First-Order Methods for Linearly Constrained Bilevel Optimization
Guy Kornowski, Swati Padmanabhan, Kai Wang, Zhe Zhang, Suvrit Sra
TL;DR
The paper tackles constrained bilevel optimization with linear constraints by developing true first-order methods that avoid Hessian computations. For lower levels with linear equality constraints, it proves that the hyperobjective F is smooth and uses a finite-difference hypergradient proxy to achieve ε-stationarity in ~Ŝ(ε^{-2}) gradient calls. For linear inequality constraints, the authors address potential nonsmoothness by formulating inexact zeroth- and gradient-oracle frameworks that converge to Goldstein stationary points in ~Ŝ(d δ^{-1} ε^{-3}) gradient calls, and, with access to the optimal dual variable, obtain dimension-free rates ~Ŝ(δ^{-1} ε^{-4}).
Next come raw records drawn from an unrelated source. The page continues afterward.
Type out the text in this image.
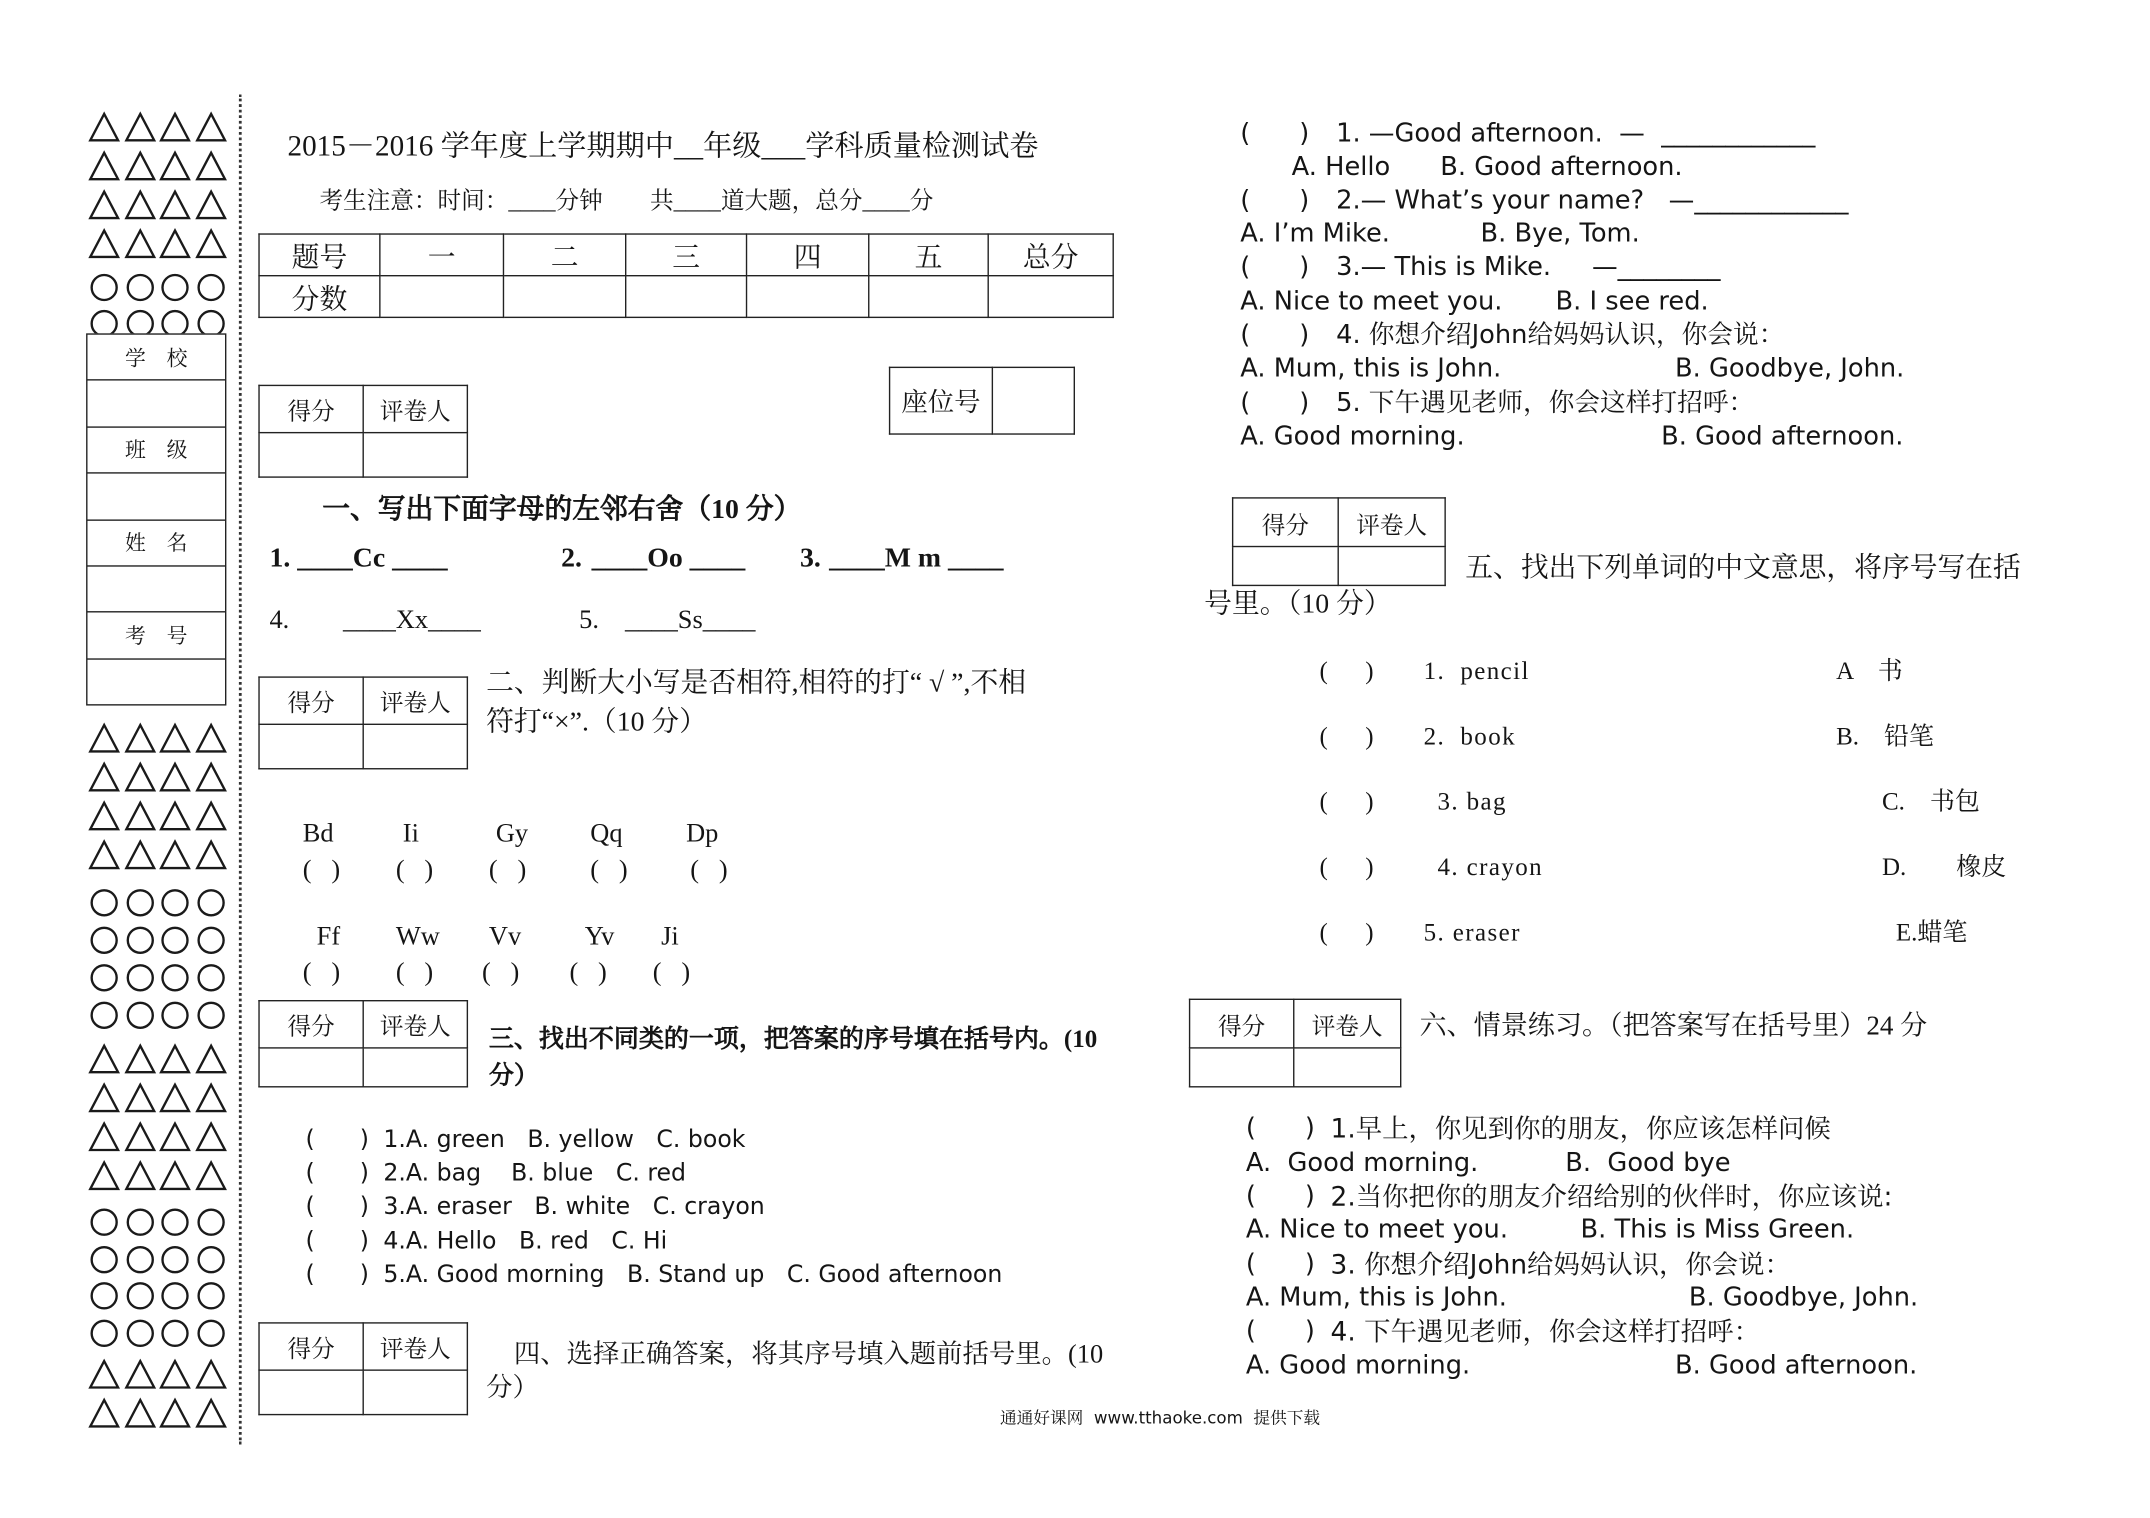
学　校
班　级
姓　名
考　号
2015－2016 学年度上学期期中__年级___学科质量检测试卷
考生注意：时间：____分钟　　共____道大题，总分____分
题号	一	二	三	四	五	总分
分数						
座位号	
得分	评卷人

一、写出下面字母的左邻右舍（10 分）
1. ____Cc ____	2. ____Oo ____	3. ____M m ____
4.	____Xx____	5. ____Ss____
得分	评卷人

二、判断大小写是否相符,相符的打“ √ ”,不相
符打“×”.（10 分）
Bd	Ii	Gy	Qq	Dp
(   )	(   )	(   )	(   )	(   )
Ff	Ww	Vv	Yv Ji
(   )	(   )	(   )	(   ) (   )
得分	评卷人
	三、找出不同类的一项，把答案的序号填在括号内。(10
分）
(      ) 1.A. green   B. yellow   C. book
(      ) 2.A. bag    B. blue   C. red
(      ) 3.A. eraser   B. white   C. crayon
(      ) 4.A. Hello   B. red   C. Hi
(      ) 5.A. Good morning   B. Stand up   C. Good afternoon
得分	评卷人
		四、选择正确答案，将其序号填入题前括号里。(10
分）
通通好课网  www.tthaoke.com  提供下载
(      ) 1. —Good afternoon.  —  ____________
A. Hello	B. Good afternoon.
(      ) 2.— What’s your name?   —____________
A. I’m Mike.	B. Bye, Tom.
(      ) 3.— This is Mike.     —________
A. Nice to meet you.	B. I see red.
(      ) 4. 你想介绍John给妈妈认识，你会说：
A. Mum, this is John.	B. Goodbye, John.
(      ) 5. 下午遇见老师，你会这样打招呼：
A. Good morning.	B. Good afternoon.
得分	评卷人

五、找出下列单词的中文意思，将序号写在括
号里。（10 分）
(      )	1.  pencil	A　书
(      )	2.  book	B.　铅笔
(      )	3. bag	C.　书包
(      )	4. crayon	D.　　橡皮
(      )	5. eraser	E.蜡笔
得分	评卷人
	六、情景练习。（把答案写在括号里）24 分
(      ) 1.早上，你见到你的朋友，你应该怎样问候
A.  Good morning.	B.  Good bye
(      ) 2.当你把你的朋友介绍给别的伙伴时，你应该说:
A. Nice to meet you.	B. This is Miss Green.
(      ) 3. 你想介绍John给妈妈认识，你会说：
A. Mum, this is John.	B. Goodbye, John.
(      ) 4. 下午遇见老师，你会这样打招呼：
A. Good morning.	B. Good afternoon.
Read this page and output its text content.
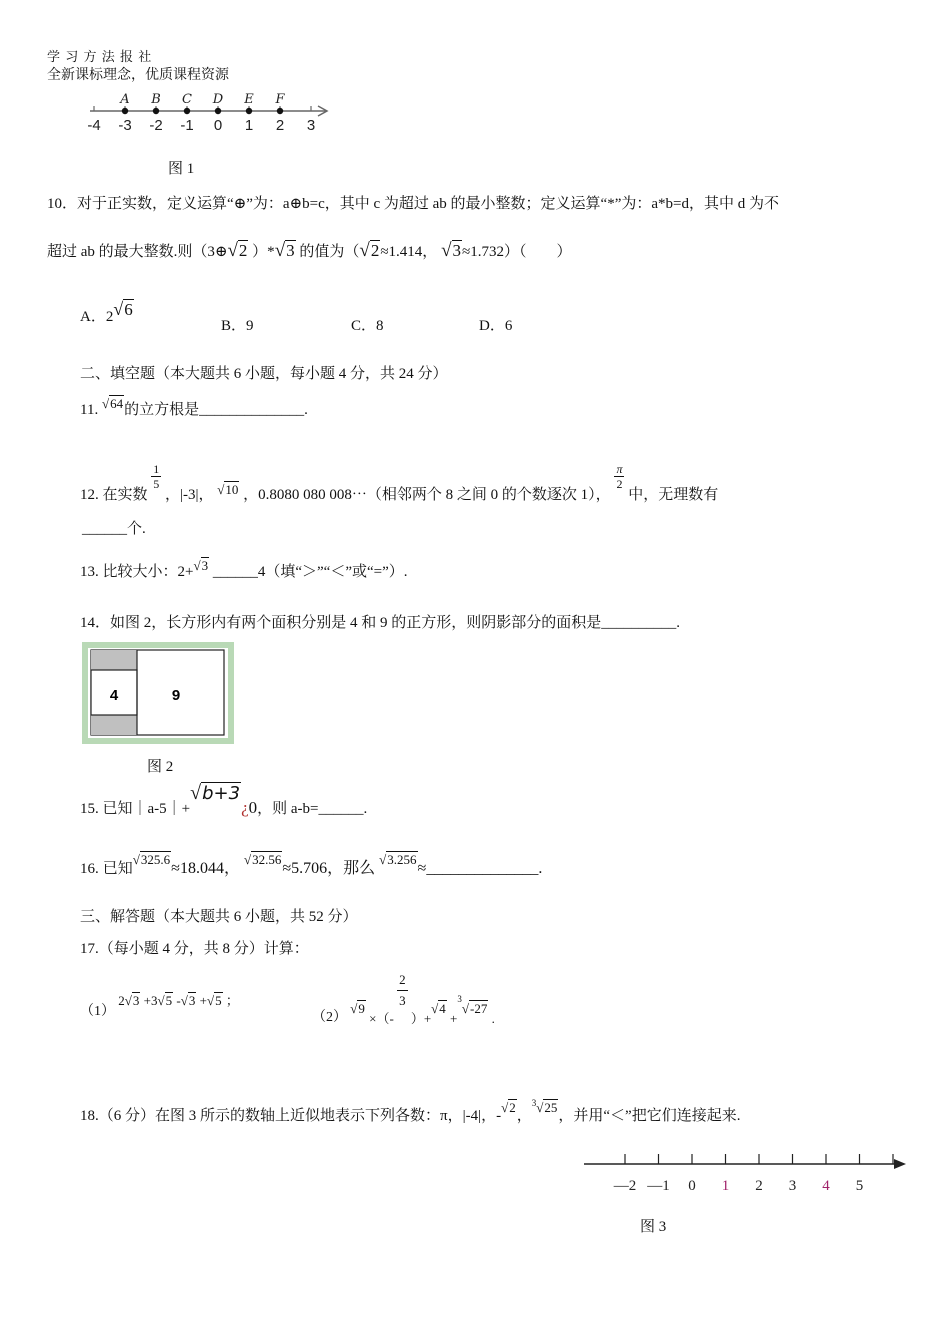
学 习 方 法 报 社
全新课标理念，优质课程资源
-4 -3 -2 -1 0 1 2 3
A B C D E F
图 1
10．对于正实数，定义运算“⊕”为：a⊕b=c，其中 c 为超过 ab 的最小整数；定义运算“*”为：a*b=d，其中 d 为不
超过 ab 的最大整数.则（3⊕√2 ）*√3 的值为（√2≈1.414， √3≈1.732）（　　）
A．2√6
B．9	C．8	D．6
二、填空题（本大题共 6 小题，每小题 4 分，共 24 分）
11. √64的立方根是______________.
12. 在实数
$\frac{1}{5}$
，|-3|， √10 ，0.8080 080 008⋯（相邻两个 8 之间 0 的个数逐次 1），
$\frac{\pi}{2}$
中，无理数有
______个.
13. 比较大小：2+√3 ______4（填“＞”“＜”或“=”）.
14．如图 2，长方形内有两个面积分别是 4 和 9 的正方形，则阴影部分的面积是__________.
4	9
图 2
15. 已知｜a-5｜+√b+3¿0，则 a-b=______.
16. 已知√325.6≈18.044， √32.56≈5.706，那么 √3.256≈______________.
三、解答题（本大题共 6 小题，共 52 分）
17.（每小题 4 分，共 8 分）计算：
（1） 2√3 +3√5 -√3 +√5 ；
（2） √9 ×（-
$\frac{2}{3}$
）+√4 +$^3$√-27 .
18.（6 分）在图 3 所示的数轴上近似地表示下列各数：π，|-4|，-√2，$^3$√25，并用“＜”把它们连接起来.
—2 —1 0 1 2 3 4 5
图 3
The core strategy combines a penalty-based reformulation to approximate the hypergradient with online-to-nonconvex reductions and implementable perturbation-based gradient methods, supported by numerical experiments. Overall, the work significantly advances first-order techniques for constrained bilevel programs and lays groundwork for extending such guarantees beyond linear constraints.
Abstract
Algorithms for bilevel optimization often encounter Hessian computations, which are prohibitive in high dimensions. While recent works offer first-order methods for unconstrained bilevel problems, the constrained setting remains relatively underexplored. We present first-order linearly constrained optimization methods with finite-time hypergradient stationarity guarantees. For linear equality constraints, we attain $ε$-stationarity in $\widetilde{O}(ε^{-2})$ gradient oracle calls, which is nearly-optimal. For linear inequality constraints, we attain $(δ,ε)$-Goldstein stationarity in $\widetilde{O}(d{δ^{-1} ε^{-3}})$ gradient oracle calls, where $d$ is the upper-level dimension. Finally, we obtain for the linear inequality setting dimension-free rates of $\widetilde{O}({δ^{-1} ε^{-4}})$ oracle complexity under the additional assumption of oracle access to the optimal dual variable. Along the way, we develop new nonsmooth nonconvex optimization methods with inexact oracles. We verify these guarantees with preliminary numerical experiments.